With major sports back by the end of this year, Robins said, long-term plans may accelerate.

That’s because there appears to be momentum for states considering legislation for sports betting and iGaming, he said. There are 14 states currently looking at sports betting legislation.

Many states will have to confront budget deficits, he added.

DraftKings remains focused on entering new states at the earliest opportunity. It’s interested in the upcoming launches in Illinois, Michigan, Tennessee and Virginia. Tennessee online sports betting should be the first of those to launch.

There are some opportunities to get cheaper media exposure right now. But that’s counterbalanced by the lack of sporting events, Robins said.

Simulated Madden here to stay?

Robins said the process following the major sports shutdown has been all about testing products and seeing what’s working.

Along with betting on esports, which he said has done “really strong volume” compared to traditional esports volume, simulated Madden games with free-to-play fantasy competitions have been popular.

DraftKings now runs 10 to 12 Madden simulations on its busiest days. Those simulations could be a way to extend the NFL season throughout the year and keep those NFL-only bettors active, he added.

“There is a group that just loves the NFL and can’t get enough of the NFL, Robins said. “So, I think if you can find a way to give them that NFL experience more year-round, there’s something there.”

DFS important for customer acquisition

The daily fantasy sports business remains the top acquisition channel for DraftKings, Robins said.

It’s crucial to keep those users active and acquire efficiently from the DFS platform. DraftKings has strong data on those customers, so it’s easy to cross-sell once sports betting and/or iGaming is legalized in their jurisdiction, he added.

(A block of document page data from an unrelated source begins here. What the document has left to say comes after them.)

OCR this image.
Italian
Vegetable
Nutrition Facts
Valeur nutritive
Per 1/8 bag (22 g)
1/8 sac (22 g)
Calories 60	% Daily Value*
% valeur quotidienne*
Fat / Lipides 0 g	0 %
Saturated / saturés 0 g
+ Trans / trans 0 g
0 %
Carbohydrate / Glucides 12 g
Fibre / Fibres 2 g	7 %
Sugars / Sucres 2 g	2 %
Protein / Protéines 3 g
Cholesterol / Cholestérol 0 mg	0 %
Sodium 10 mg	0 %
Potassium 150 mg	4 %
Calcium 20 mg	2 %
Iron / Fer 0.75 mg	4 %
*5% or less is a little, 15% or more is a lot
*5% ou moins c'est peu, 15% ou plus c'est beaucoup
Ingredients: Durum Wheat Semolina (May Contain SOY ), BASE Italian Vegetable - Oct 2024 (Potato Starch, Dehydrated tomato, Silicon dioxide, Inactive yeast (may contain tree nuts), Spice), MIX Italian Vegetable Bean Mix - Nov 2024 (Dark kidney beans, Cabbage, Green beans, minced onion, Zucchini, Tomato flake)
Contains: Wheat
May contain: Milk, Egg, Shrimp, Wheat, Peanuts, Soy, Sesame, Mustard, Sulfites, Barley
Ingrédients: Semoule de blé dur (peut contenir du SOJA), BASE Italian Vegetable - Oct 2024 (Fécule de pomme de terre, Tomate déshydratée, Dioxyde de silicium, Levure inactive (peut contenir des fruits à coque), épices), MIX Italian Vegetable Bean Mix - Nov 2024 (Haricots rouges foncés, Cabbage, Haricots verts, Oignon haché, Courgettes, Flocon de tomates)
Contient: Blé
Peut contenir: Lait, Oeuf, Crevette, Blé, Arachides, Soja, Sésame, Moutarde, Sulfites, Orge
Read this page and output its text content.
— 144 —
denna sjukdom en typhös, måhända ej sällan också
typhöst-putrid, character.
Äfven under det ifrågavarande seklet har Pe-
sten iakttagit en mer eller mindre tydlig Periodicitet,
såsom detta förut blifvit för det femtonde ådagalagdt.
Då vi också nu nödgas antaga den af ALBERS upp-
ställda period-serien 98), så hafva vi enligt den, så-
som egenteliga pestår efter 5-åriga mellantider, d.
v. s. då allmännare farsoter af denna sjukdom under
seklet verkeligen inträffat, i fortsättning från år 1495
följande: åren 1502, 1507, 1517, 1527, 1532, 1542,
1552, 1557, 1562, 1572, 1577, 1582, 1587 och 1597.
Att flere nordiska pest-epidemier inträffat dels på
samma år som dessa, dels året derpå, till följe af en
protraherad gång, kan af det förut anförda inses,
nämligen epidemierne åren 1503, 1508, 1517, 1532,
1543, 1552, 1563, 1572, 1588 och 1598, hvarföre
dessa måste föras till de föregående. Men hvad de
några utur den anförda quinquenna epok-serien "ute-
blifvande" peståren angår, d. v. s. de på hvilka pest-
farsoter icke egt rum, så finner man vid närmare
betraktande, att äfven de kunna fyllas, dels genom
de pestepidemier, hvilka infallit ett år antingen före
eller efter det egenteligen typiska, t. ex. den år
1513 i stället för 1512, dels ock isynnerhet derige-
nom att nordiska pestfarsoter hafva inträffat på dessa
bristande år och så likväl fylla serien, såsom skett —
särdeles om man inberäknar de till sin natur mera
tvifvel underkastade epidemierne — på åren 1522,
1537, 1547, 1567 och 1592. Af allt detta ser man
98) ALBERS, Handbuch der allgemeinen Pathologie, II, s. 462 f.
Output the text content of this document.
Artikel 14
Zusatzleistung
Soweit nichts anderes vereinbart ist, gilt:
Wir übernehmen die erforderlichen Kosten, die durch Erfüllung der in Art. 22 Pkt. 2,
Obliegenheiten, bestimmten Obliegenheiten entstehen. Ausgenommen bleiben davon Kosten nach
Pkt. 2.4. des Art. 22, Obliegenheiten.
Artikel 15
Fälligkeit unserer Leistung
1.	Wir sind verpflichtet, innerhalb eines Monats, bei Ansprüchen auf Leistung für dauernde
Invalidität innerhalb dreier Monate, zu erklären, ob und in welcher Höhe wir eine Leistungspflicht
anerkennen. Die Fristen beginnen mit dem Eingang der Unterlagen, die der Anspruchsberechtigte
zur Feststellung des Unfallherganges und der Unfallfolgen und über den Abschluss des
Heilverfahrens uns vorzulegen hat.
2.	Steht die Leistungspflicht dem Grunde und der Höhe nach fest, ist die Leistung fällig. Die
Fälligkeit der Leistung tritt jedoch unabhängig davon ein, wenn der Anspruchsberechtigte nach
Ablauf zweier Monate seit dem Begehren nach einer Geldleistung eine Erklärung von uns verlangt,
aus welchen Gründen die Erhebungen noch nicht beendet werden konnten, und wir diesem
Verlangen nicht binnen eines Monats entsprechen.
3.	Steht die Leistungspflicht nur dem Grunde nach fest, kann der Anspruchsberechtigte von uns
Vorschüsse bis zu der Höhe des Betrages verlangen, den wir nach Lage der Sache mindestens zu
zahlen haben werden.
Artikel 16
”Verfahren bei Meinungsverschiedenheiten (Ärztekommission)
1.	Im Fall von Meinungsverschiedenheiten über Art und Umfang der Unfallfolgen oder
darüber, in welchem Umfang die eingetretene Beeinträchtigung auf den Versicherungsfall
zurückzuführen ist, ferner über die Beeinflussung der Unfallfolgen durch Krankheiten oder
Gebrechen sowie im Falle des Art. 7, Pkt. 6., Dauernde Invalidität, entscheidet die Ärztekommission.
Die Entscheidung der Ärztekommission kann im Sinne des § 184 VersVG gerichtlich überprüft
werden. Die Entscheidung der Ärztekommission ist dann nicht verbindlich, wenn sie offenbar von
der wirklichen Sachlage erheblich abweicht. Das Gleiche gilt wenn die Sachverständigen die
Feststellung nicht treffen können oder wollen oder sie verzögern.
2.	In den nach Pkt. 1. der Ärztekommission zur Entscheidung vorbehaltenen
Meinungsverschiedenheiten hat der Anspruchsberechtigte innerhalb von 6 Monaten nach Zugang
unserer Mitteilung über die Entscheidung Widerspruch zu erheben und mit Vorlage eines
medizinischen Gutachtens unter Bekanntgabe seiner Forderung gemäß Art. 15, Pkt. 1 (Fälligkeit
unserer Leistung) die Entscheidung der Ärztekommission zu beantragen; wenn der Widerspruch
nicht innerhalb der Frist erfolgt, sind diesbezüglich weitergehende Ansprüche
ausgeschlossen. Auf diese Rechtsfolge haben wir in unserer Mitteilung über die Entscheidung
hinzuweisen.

DraftKings had 720,000 monthly unique paying customers in the first quarter across DFS, sportsbook and casino. That’s up 16.3% from last year.

The paying customers are spending more, too. The average revenue per monthly unique payers rose 10.8% to $41.

SBTech integration focused on ‘high quality’

It could be mid to late 2021, or even later before DraftKings is integrated with all SBTech technology, like in-play betting.

“Right now, we’re still in the early stages of planning around integration and migration,” he said. “Really, the goal for us is to make sure we have a high-quality migration and putting that above, really, speed is the approach that we’re taking.”

The progress has been “solid, so far,” Robins added.

SBTech has paid out €1.3 million in remediation costs related to the cyberattack that took it and its partners offline in late March.

SBTech was well on track for positive EBITDA in the quarter before the shutdown and those cyberattack payments but ended with a loss of €851,000.

One positive for SBTech through the shutdown is the return of some European soccer leagues. Those account for nearly two-thirds of SBTech’s business, Robins said. For DraftKings, the leagues are meaningful, but not significant.